Top Down Approach: Establish principles first, then apply to practice. Principle dictates, practice adjusts. This method overlooks complexity or appeals to authority only. Inappropriate for ethical questions.

Two alternate approaches:
Causist: (Aristotle, case reasoning), or Pragmatist: (Dewey).

Work against the tradition of demonstrative, deductive, closed fist. Start from the particulars, go from the bottom-up. “...for causists and pragmatists, ethical analysis begins by attending to the particular issues and values at stake in a dispute, describing (and re-describing) problems in ways that enlarge our vision and direct our attention to all that is at stake in controversies” (107).

Casuist= develop skills of interpretive perspicuity (clarity and precision) so they can see the importance of morally relevant details and apprehend how they relate in human affairs.

Pragmatist= develop skills of reflective analysis so a person scrutinizes an issue, not contests.

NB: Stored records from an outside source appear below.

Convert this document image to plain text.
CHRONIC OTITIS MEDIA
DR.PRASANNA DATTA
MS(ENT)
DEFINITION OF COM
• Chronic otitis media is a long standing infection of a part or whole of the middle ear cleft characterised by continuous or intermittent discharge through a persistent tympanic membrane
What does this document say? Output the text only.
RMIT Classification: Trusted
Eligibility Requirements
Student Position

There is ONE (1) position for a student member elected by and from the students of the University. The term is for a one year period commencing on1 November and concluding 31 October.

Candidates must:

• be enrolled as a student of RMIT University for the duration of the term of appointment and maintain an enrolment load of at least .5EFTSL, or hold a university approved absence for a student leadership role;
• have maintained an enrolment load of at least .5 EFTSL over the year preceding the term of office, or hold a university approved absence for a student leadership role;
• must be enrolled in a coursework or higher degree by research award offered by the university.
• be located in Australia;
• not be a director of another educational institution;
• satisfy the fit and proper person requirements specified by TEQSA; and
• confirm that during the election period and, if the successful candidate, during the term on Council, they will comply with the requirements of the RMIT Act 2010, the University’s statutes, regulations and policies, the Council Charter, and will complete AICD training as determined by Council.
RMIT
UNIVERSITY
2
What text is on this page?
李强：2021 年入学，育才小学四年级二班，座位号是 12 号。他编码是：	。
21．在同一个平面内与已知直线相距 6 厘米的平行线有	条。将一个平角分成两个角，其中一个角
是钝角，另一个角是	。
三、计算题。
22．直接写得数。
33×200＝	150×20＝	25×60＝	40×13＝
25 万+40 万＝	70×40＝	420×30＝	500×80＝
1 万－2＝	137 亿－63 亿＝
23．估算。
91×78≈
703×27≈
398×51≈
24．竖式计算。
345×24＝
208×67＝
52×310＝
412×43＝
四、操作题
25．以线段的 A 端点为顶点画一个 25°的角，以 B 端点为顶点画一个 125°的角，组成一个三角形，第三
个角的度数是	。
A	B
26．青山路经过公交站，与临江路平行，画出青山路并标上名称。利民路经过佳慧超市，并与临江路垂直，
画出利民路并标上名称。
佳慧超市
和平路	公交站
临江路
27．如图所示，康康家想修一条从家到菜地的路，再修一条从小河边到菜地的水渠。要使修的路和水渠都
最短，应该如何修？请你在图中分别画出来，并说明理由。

Priority in the discussion is given to inquiry and analysis, not right and wrong. In their zeal to argue, some might rush in to support their side without patiently considering alternatives, or minding “...the responsibility to consider ideas or studies that do not support whatever potential conclusion he or she may intend to reach” (107). “One way to encourage this kind of fair-minded inquiry is by asking students to describe—without assessing or advocating—the claims and issues involved in an argument” (107).

Focus on cooperative rather than adversarial approach. The goal is changed; not to win but to arrive at solution or understanding acceptable to both sides. Coalescent Arguments: joining together in exploration. Picture them beside me not against me.